Motivation and Background:

(Parsons et al., Nature Biotechnology, Vol 22, January 2004)

Genes act together to produce a phenotype for the cell. By studying the survivability of many combinations of double knockout mutants in yeast, the Boone lab and others have managed to construct an interaction map of a large percentage of non-vital genes in yeast (called a synthetic lethal map). Similar studies have constructed maps of chemical-genetic interactions by testing the survivability of yeast knockouts in chemical media. Using informatics, these data can be combined to predict the genetic and pathway targets of chemical compounds in yeast as a model organism for humans.


My first task was to build a software pipeline to take any given set of experimental chemical-genomics data and produce a list of drug target predictions using a genetic synthetic lethal map. The algorithm first takes each vector of chemical-genetic interaction values and thresholds it to produce a pared list of genes that interact with that chemical -- the chemical’s gene set. These gene sets are then overlapped with the genetic synthetic lethal sets in one of a variety of tunable ways -- hypergeometric overlap, a KS test, or Euclidean distance. The genes which overlap most significantly with each chemical’s gene set are considered the target picks.

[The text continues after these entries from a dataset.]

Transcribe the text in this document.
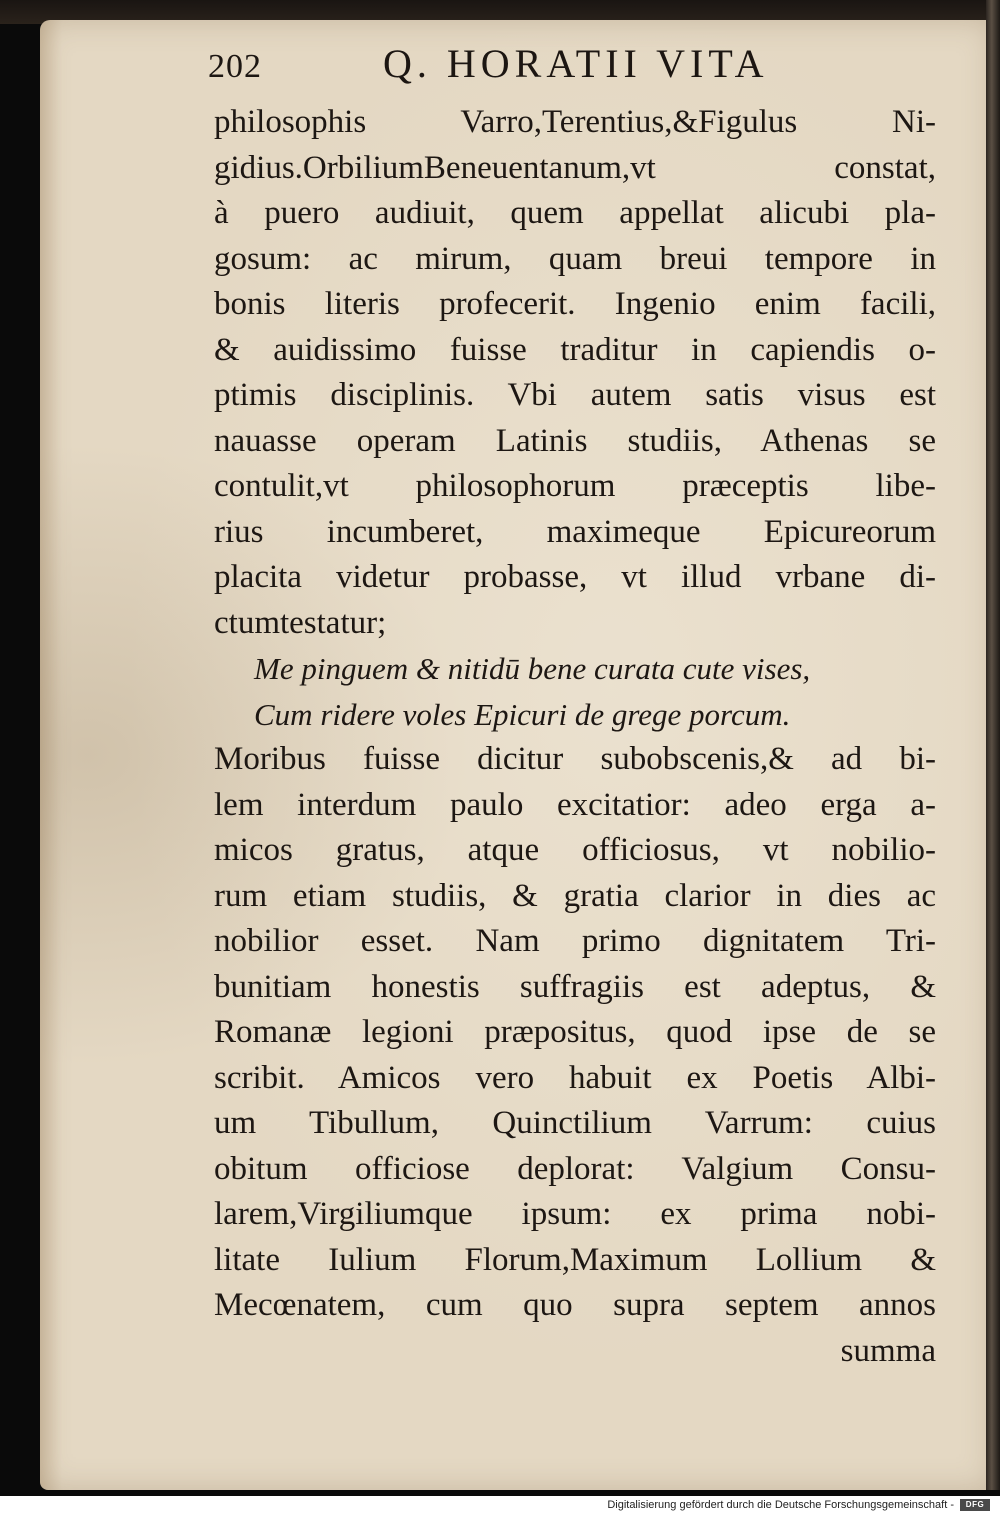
202	Q. HORATII VITA
philosophis Varro,Terentius,&Figulus Ni-
gidius.OrbiliumBeneuentanum,vt constat,
à puero audiuit, quem appellat alicubi pla-
gosum: ac mirum, quam breui tempore in
bonis literis profecerit. Ingenio enim facili,
& auidissimo fuisse traditur in capiendis o-
ptimis disciplinis. Vbi autem satis visus est
nauasse operam Latinis studiis, Athenas se
contulit,vt philosophorum præceptis libe-
rius incumberet, maximeque Epicureorum
placita videtur probasse, vt illud vrbane di-
ctumtestatur;
Me pinguem & nitidū bene curata cute vises,
Cum ridere voles Epicuri de grege porcum.
Moribus fuisse dicitur subobscenis,& ad bi-
lem interdum paulo excitatior: adeo erga a-
micos gratus, atque officiosus, vt nobilio-
rum etiam studiis, & gratia clarior in dies ac
nobilior esset. Nam primo dignitatem Tri-
bunitiam honestis suffragiis est adeptus, &
Romanæ legioni præpositus, quod ipse de se
scribit. Amicos vero habuit ex Poetis Albi-
um Tibullum, Quinctilium Varrum: cuius
obitum officiose deplorat: Valgium Consu-
larem,Virgiliumque ipsum: ex prima nobi-
litate Iulium Florum,Maximum Lollium &
Mecœnatem, cum quo supra septem annos
summa
Digitalisierung gefördert durch die Deutsche Forschungsgemeinschaft -	DFG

Multi drug resistant genes are those genes that protect the cell from a variety of chemical compounds, and will therefore show interactions with a number of chemical compounds in a given chemical-genomic experiment. These genes will appear as false positives for many of the chemical compounds, and need to be removed from the experimental data before running the algorithm. The simplest approach is simply to produce an ordered list of genes and eliminate those which interact with more than an arbitrary number of compounds; but there are better techniques to find these genes.

I implemented an algorithm that finds MDR genes by using the mutual information provided by the entire set of genes in a given chemical-genomic dataset. The efficacy of this pre-processing step was then tested by comparing the target predictions on known compounds with the predictions using the naive approach.

I evaluated the performance of the algorithm and the parameters by having it predict the targets of known chemical compounds, and comparing the predictions with the targets curated by biologists at USC. The evaluation was performed by running a gene set enrichment test for enrichment of the curated genes against the algorithm’s prediction distribution, for each chemical. The GSEA score for each chemical was summed to produce a final ‘score’ for the algorithm’s efficacy. Compounds were sorted according to the number of high-confidence predictions produced for each (-log10 pvalue greater than 5).